Slow exercise for health

Hopewood has advocated gentle exercise for years and now a new fitness craze sweeping through gyms in Australia confirms we were on track. According to the latest experts, it’s time to forget about high intensity interval training and brutal cardio workouts.

Cardio – the supposedly crucial, heart-pumping exercise we’ve been encouraged to do lately – might not be the answer after all. Slow, steady exercise – will also help us acquire lean, sculpted bodies.

Slow exercise is not just about looking good, it’s about improving heart and lung function and building strong bones and joints. Slow, steady exercise helps us build muscle while avoiding fatigue and injury.

Too often we see personal trainers push their clients to extremes, to the stage when they barely move their body. When you feel exhausted, you tend to use your muscles improperly, causing injury.

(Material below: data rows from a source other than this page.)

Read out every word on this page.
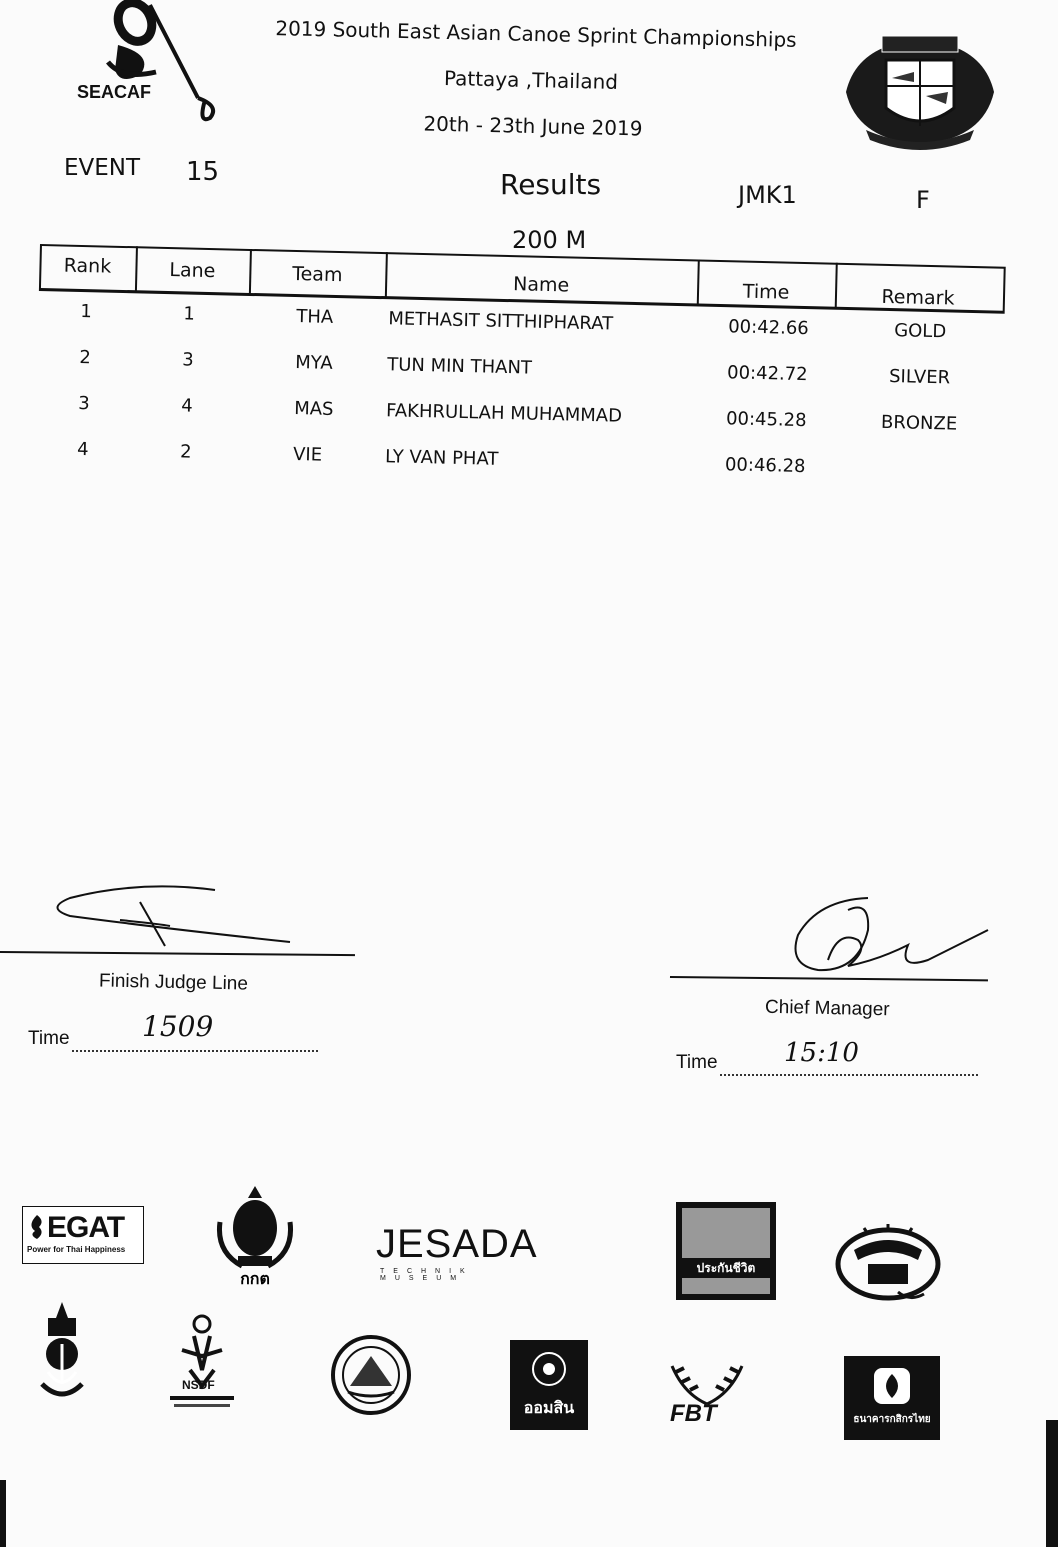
SEACAF
2019 South East Asian Canoe Sprint Championships
Pattaya ,Thailand
20th - 23th June 2019
EVENT 15	Results	JMK1	F
200 M
Rank	Lane	Team	Name	Time	Remark
1	1	THA	METHASIT SITTHIPHARAT	00:42.66	GOLD
2	3	MYA	TUN MIN THANT	00:42.72	SILVER
3	4	MAS	FAKHRULLAH MUHAMMAD	00:45.28	BRONZE
4	2	VIE	LY VAN PHAT	00:46.28
Finish Judge Line
Time	1509
Chief Manager
Time	15:10
EGAT
Power for Thai Happiness
กกต
JESADA
TECHNIK MUSEUM
ประกันชีวิต
NSDF
ออมสิน	FBT	ธนาคารกสิกรไทย
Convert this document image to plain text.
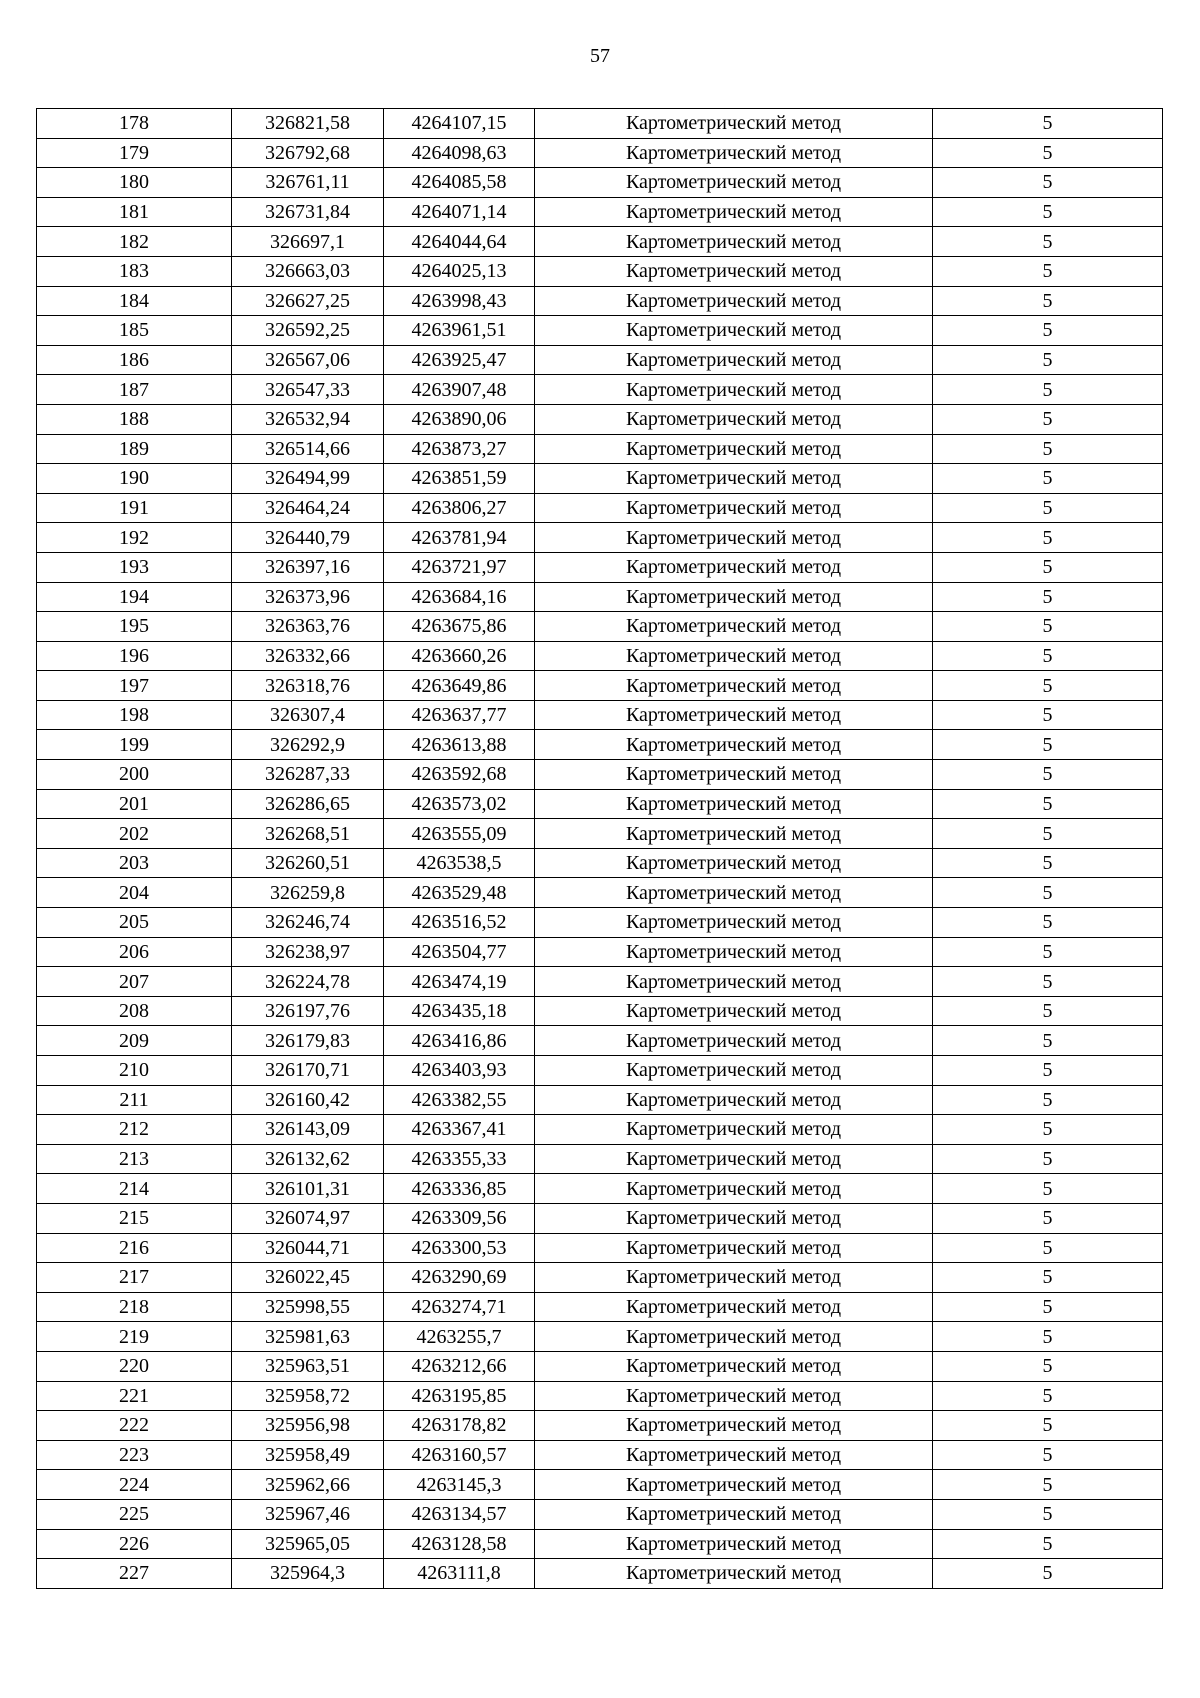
57
178	326821,58	4264107,15	Картометрический метод	5
179	326792,68	4264098,63	Картометрический метод	5
180	326761,11	4264085,58	Картометрический метод	5
181	326731,84	4264071,14	Картометрический метод	5
182	326697,1	4264044,64	Картометрический метод	5
183	326663,03	4264025,13	Картометрический метод	5
184	326627,25	4263998,43	Картометрический метод	5
185	326592,25	4263961,51	Картометрический метод	5
186	326567,06	4263925,47	Картометрический метод	5
187	326547,33	4263907,48	Картометрический метод	5
188	326532,94	4263890,06	Картометрический метод	5
189	326514,66	4263873,27	Картометрический метод	5
190	326494,99	4263851,59	Картометрический метод	5
191	326464,24	4263806,27	Картометрический метод	5
192	326440,79	4263781,94	Картометрический метод	5
193	326397,16	4263721,97	Картометрический метод	5
194	326373,96	4263684,16	Картометрический метод	5
195	326363,76	4263675,86	Картометрический метод	5
196	326332,66	4263660,26	Картометрический метод	5
197	326318,76	4263649,86	Картометрический метод	5
198	326307,4	4263637,77	Картометрический метод	5
199	326292,9	4263613,88	Картометрический метод	5
200	326287,33	4263592,68	Картометрический метод	5
201	326286,65	4263573,02	Картометрический метод	5
202	326268,51	4263555,09	Картометрический метод	5
203	326260,51	4263538,5	Картометрический метод	5
204	326259,8	4263529,48	Картометрический метод	5
205	326246,74	4263516,52	Картометрический метод	5
206	326238,97	4263504,77	Картометрический метод	5
207	326224,78	4263474,19	Картометрический метод	5
208	326197,76	4263435,18	Картометрический метод	5
209	326179,83	4263416,86	Картометрический метод	5
210	326170,71	4263403,93	Картометрический метод	5
211	326160,42	4263382,55	Картометрический метод	5
212	326143,09	4263367,41	Картометрический метод	5
213	326132,62	4263355,33	Картометрический метод	5
214	326101,31	4263336,85	Картометрический метод	5
215	326074,97	4263309,56	Картометрический метод	5
216	326044,71	4263300,53	Картометрический метод	5
217	326022,45	4263290,69	Картометрический метод	5
218	325998,55	4263274,71	Картометрический метод	5
219	325981,63	4263255,7	Картометрический метод	5
220	325963,51	4263212,66	Картометрический метод	5
221	325958,72	4263195,85	Картометрический метод	5
222	325956,98	4263178,82	Картометрический метод	5
223	325958,49	4263160,57	Картометрический метод	5
224	325962,66	4263145,3	Картометрический метод	5
225	325967,46	4263134,57	Картометрический метод	5
226	325965,05	4263128,58	Картометрический метод	5
227	325964,3	4263111,8	Картометрический метод	5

While High Intensity Interval Training (HIIT) has it’s appeal because it’s achieved in shorter training sessions, the truth is that you will not achieve great health with just 30 minutes exercise if you spend the rest of the day sedentary.

The key to wellbeing is regular, slow exercise and Pilates is a great example.

Pilates has the ability to raise your heart-rate, it’s great for your muscles and helps to develop a leaner, healthier you. Fit a Pilates class in the morning or at lunchtime for a muscle lengthening routine.

Walking is an important type of exercise and can literally be done anywhere! Take your dog for a walk, escape the office at lunchtime or even have a walking meeting with your colleagues. Walking is best done outdoors, in fresh air. You can even make it a meditative session by tuning out to your headphones and enjoying the serenity.

Finally, another important type of slow exercise is weight training. Weight training is crucial for building strong bones, flexible joints and healthy muscles. Some women worry that this type of exercise might make them “bulk up” but it requires a long-term commitment and a change in diet to see that sort of effect.

If you are intimidated by the gym, scared of free weights or just don’t know where to start – check the Internet. Search videos on YouTube, check out the app store and don’t forget to ask trainers for help at the gym!

Lifting weights can raise your heart rate just as high as an intense cardio class and has many other benefits for your body. The key to weight training is doing it the correct way, rather than powering through them quickly and inefficiently.

Once you can do a weight exercise properly, then you can load it with more weights for a better effect.